While the Jockal screeched a blood-curdling cry, the Marshal shouldered his sword and ran, leaping over rocks and fallen logs, faster than he'd ever run before, back toward the Queen's hollow. The stories of knights that slayed dragons single-handedly were only stories. The truth of the matter was that the slowest got eaten and the quick got away. At the very least he could distract it while the princess escaped -- but he had no intention of being eaten, either.

The Jockal, mad with rage, abandoned Sam and the tree; with a snarl and a rush and a crash of leaves and branches it galloped after August's retreating form, its tail thrashing saplings from their roots, destruction in its wake.
"Quit your screeching!" The Marshal hissed, and he clamped a gloved hand over her mouth. The dagger was lowered for the moment, while his attention was on his unruly captive. "There are worse things than just me in these woods," he growled, "things that won't hesitate to rip us all apart, given the chance. Keep quiet!" He was hypocritical to talk, he realized, as he'd just been calling nearly as loudly only moments before -- but he knew there was a certain beast that lurked nearby -- nearer the swamps of the lowlands, not far from where they stood -- that preferred the blood of scared young virgins for its supper. Sam's voice was brass and fearful enough to summon a pack of them at once.

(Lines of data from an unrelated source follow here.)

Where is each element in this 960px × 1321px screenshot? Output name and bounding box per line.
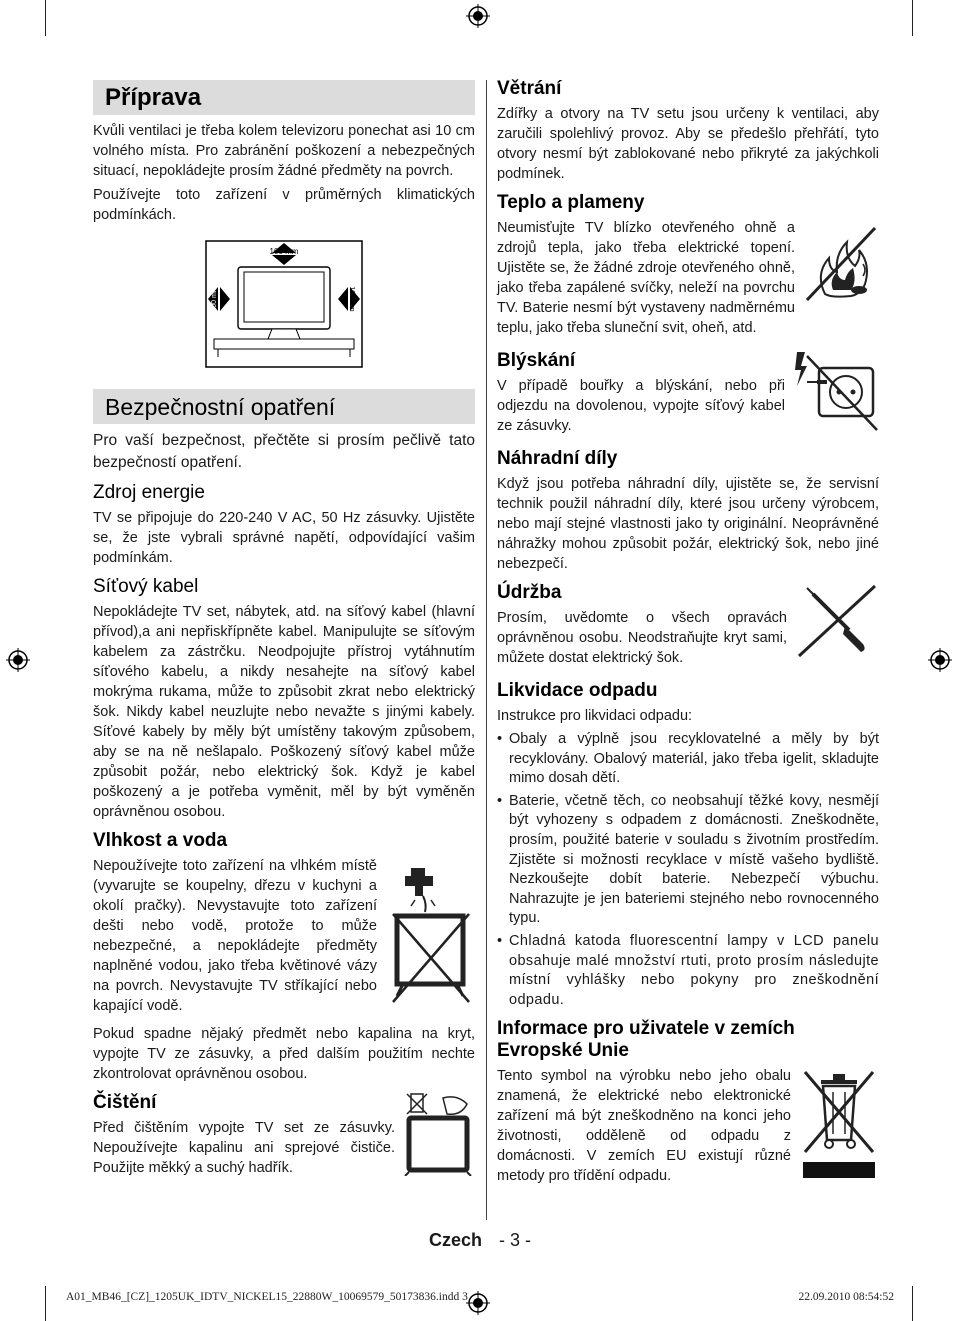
heading-vetrani: Větrání [497,78,562,99]
left-clearance-label: 100 mm [211,286,218,312]
crop-mark [45,0,46,36]
nahradni-paragraph: Když jsou potřeba náhradní díly, ujistěte se, že servisní technik použil náhradní díly, které jsou určeny výrobcem, nebo mají stejné vlastnosti jako ty originální. Neoprávněné náhražky mohou způsobit požár, elektrický šok, nebo jiné nebezpečí. [497,476,879,572]
heading-blyskani: Blýskání [497,350,576,371]
list-item: • Chladná katoda fluorescentní lampy v LCD panelu obsahuje malé množství rtuti, proto prosím následujte místní vyhlášky nebo pokyny pro zneškodnění odpadu. [509,932,879,1010]
page-number: - 3 - [499,1230,532,1250]
no-fire-icon [803,224,879,304]
heading-zdroj-energie: Zdroj energie [93,482,205,503]
slug-file-info: A01_MB46_[CZ]_1205UK_IDTV_NICKEL15_22880W_10069579_50173836.indd 3 [66,1291,468,1303]
priprava-paragraph-2: Používejte toto zařízení v průměrných klimatických podmínkách. [93,187,475,223]
crop-mark [45,1286,46,1321]
heading-udrzba: Údržba [497,582,562,603]
heading-teplo-plameny: Teplo a plameny [497,192,645,213]
blyskani-paragraph: V případě bouřky a blýskání, nebo při odjezdu na dovolenou, vypojte síťový kabel ze zásuvky. [497,378,785,434]
heading-cisteni: Čištění [93,1092,157,1113]
registration-mark-icon [466,1291,490,1315]
vlhkost-paragraph-1: Nepoužívejte toto zařízení na vlhkém místě (vyvarujte se koupelny, dřezu v kuchyni a okolí pračky). Nevystavujte toto zařízení dešti nebo vodě, protože to může nebezpečné, a nepokládejte předměty naplněné vodou, jako třeba květinové vázy na povrch. Nevystavujte TV stříkající nebo kapající vodě. [93,858,377,1014]
right-clearance-label: 100 mm [348,286,355,312]
section-title-bezpecnost: Bezpečnostní opatření [105,394,336,420]
kabel-paragraph: Nepokládejte TV set, nábytek, atd. na síťový kabel (hlavní přívod),a ani nepřiskřípněte kabel. Manipulujte se síťovým kabelem za zástrčku. Neodpojujte přístroj vytáhnutím síťového kabelu, a nikdy nesahejte na síťový kabel mokrýma rukama, může to způsobit zkrat nebo elektrický šok. Nikdy kabel neuzlujte nebo nevažte s jinými kabely. Síťové kabely by měly být umístěny takovým způsobem, aby se na ně nešlapalo. Poškozený síťový kabel může způsobit požár, nebo elektrický šok. Když je kabel poškozený a je potřeba vyměnit, měl by být vyměněn oprávněnou osobou. [93,604,475,820]
list-item: • Obaly a výplně jsou recyklovatelné a měly by být recyklovány. Obalový materiál, jako třeba igelit, skladujte mimo dosah dětí. [509,730,879,789]
registration-mark-icon [928,648,952,672]
page-footer [0,1230,960,1251]
vlhkost-paragraph-2: Pokud spadne nějaký předmět nebo kapalina na kryt, vypojte TV ze zásuvky, a před dalším použitím nechte zkontrolovat oprávněnou osobou. [93,1026,475,1082]
heading-likvidace-odpadu: Likvidace odpadu [497,680,658,701]
priprava-paragraph-1: Kvůli ventilaci je třeba kolem televizoru ponechat asi 10 cm volného místa. Pro zabránění poškození a nebezpečných situací, nepokládejte prosím žádné předměty na povrch. [93,123,475,179]
top-clearance-label: 100 mm [269,247,299,256]
no-socket-lightning-icon [793,350,879,436]
likvidace-bullet-list [497,730,879,1010]
registration-mark-icon [6,648,30,672]
left-column [93,78,475,1182]
vetrani-paragraph: Zdířky a otvory na TV setu jsou určeny k ventilaci, aby zaručili spolehlivý provoz. Aby se předešlo přehřátí, tyto otvory nesmí být zablokované nebo přikryté za jakýchkoli podmínek. [497,106,879,182]
crop-mark [912,0,913,36]
likvidace-intro: Instrukce pro likvidaci odpadu: [497,708,693,724]
right-column [497,78,879,1190]
tv-clearance-figure [93,239,475,369]
heading-nahradni-dily: Náhradní díly [497,448,618,469]
heading-vlhkost-voda: Vlhkost a voda [93,830,228,851]
cisteni-paragraph: Před čištěním vypojte TV set ze zásuvky. Nepoužívejte kapalinu ani sprejové čističe. Použijte měkký a suchý hadřík. [93,1120,395,1176]
section-heading-band [93,80,475,115]
bezpecnost-intro: Pro vaší bezpečnost, přečtěte si prosím pečlivě tato bezpečností opatření. [93,432,475,471]
teplo-paragraph: Neumisťujte TV blízko otevřeného ohně a zdrojů tepla, jako třeba elektrické topení. Ujistěte se, že žádné zdroje otevřeného ohně, jako třeba zapálené svíčky, neleží na povrchu TV. Baterie nesmí být vystaveny nadměrnému teplu, jako třeba sluneční svit, oheň, atd. [497,220,795,336]
section-title-priprava: Příprava [105,84,202,111]
cleaning-cloth-icon [403,1092,475,1176]
heading-informace-eu: Informace pro uživatele v zemích Evropské Unie [497,1018,795,1062]
weee-crossed-bin-icon [799,1066,879,1182]
slug-date-info: 22.09.2010 08:54:52 [798,1291,894,1303]
udrzba-paragraph: Prosím, uvědomte o všech opravách oprávněnou osobu. Neodstraňujte kryt sami, můžete dostat elektrický šok. [497,610,787,666]
no-screwdriver-icon [795,582,879,660]
section-heading-band [93,389,475,424]
column-divider [486,80,487,1220]
no-water-icon [385,856,475,1006]
list-item: • Baterie, včetně těch, co neobsahují těžké kovy, nesmějí být vyhozeny s odpadem z domácnosti. Zneškodněte, prosím, použité baterie v souladu s životním prostředím. Zjistěte si možnosti recyklace v místě vašeho bydliště. Nezkoušejte dobít baterie. Nebezpečí výbuchu. Nahrazujte je jen bateriemi stejného nebo rovnocenného typu. [509,792,879,929]
registration-mark-icon [466,4,490,28]
informace-paragraph: Tento symbol na výrobku nebo jeho obalu znamená, že elektrické nebo elektronické zařízení má být zneškodněno na konci jeho životnosti, odděleně od odpadu z domácnosti. V zemích EU existují různé metody pro třídění odpadu. [497,1068,791,1185]
zdroj-paragraph: TV se připojuje do 220-240 V AC, 50 Hz zásuvky. Ujistěte se, že jste vybrali správné napětí, odpovídající vašim podmínkám. [93,510,475,566]
tv-clearance-icon [204,239,364,369]
heading-sitovy-kabel: Síťový kabel [93,576,199,597]
footer-language: Czech [428,1230,482,1250]
crop-mark [912,1286,913,1321]
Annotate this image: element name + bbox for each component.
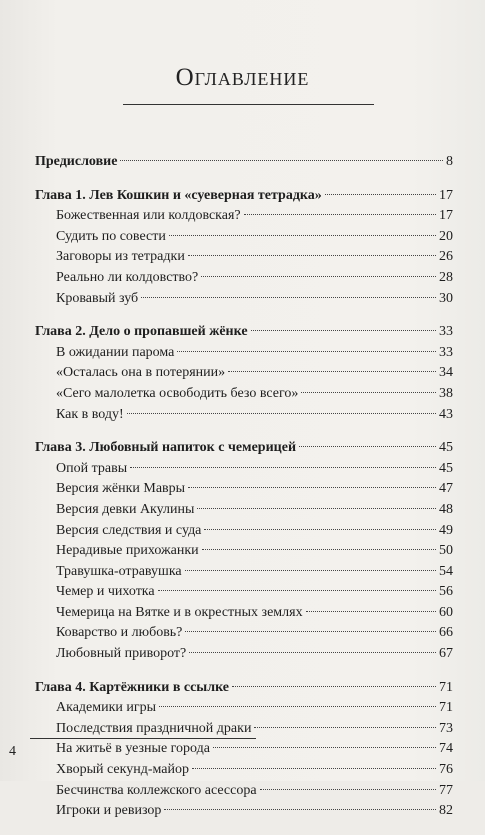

No sooner had the Marshal finished speaking, as if on cue, a deep mournful howl echoed throughout the bleak forest. The Marshal stiffened, his breathing quickened, and he sheathed his dagger in favor of his sword, which he yanked from its sheath one-handed, the other hand still clamped over Sam's mouth. The guards followed suit and stood back to back, their blades raised, and they scanned the trees for movement.

For a tense moment there was only blood-pumping silence. Even the wind was still. Waiting.

Dorothea's ears were perked, and she too watched the forest, forgetting even the Marshal in light of a new danger. She had the highest vantage point of them all, and she fixed her big eyes on the part of the forest where the howl seemed to have come from. She crept slowly forward, claws digging into the wood, careful.

Suddenly she spun around and screamed at Sam. "RUN."

A hideous, lizardy beast crashed through the trees like a freight train toward them, no longer silent now that it had been announced. It weaved snakelike between the trees, scraping with enormous claws, its red eyes glowing and rapier-sharp teeth bared and hissing. It was at least as big as a house, maybe more, though it was hard to tell while it was kicking up dead leaves and cracking tree limbs.

"No, you're too slow," August said to Sam urgently. He removed his hand from her mouth, cut the ropes from her wrists, and pushed her forcefully toward Dorothea. "Up the tree. NOW." He whirled toward his two guards. "Garrett! Minas! With me!" But the guards, terrified, seemed not to hear -- they were backing away from the oncoming beast, which appeared for all the world as if it would be the last thing they would ever see. "I said WITH ME!" the Marshal roared, to no effect.

The monster's eyes were focused ravenously on Sam.
Ah yea that does make sense. Right-o then! We'll assume it's under the hollow, back the way they came.
Hey, a question occurred to me: where is the Queen's dungeon that the guards are supposed to take Dorothea to? Is it at or near the castle?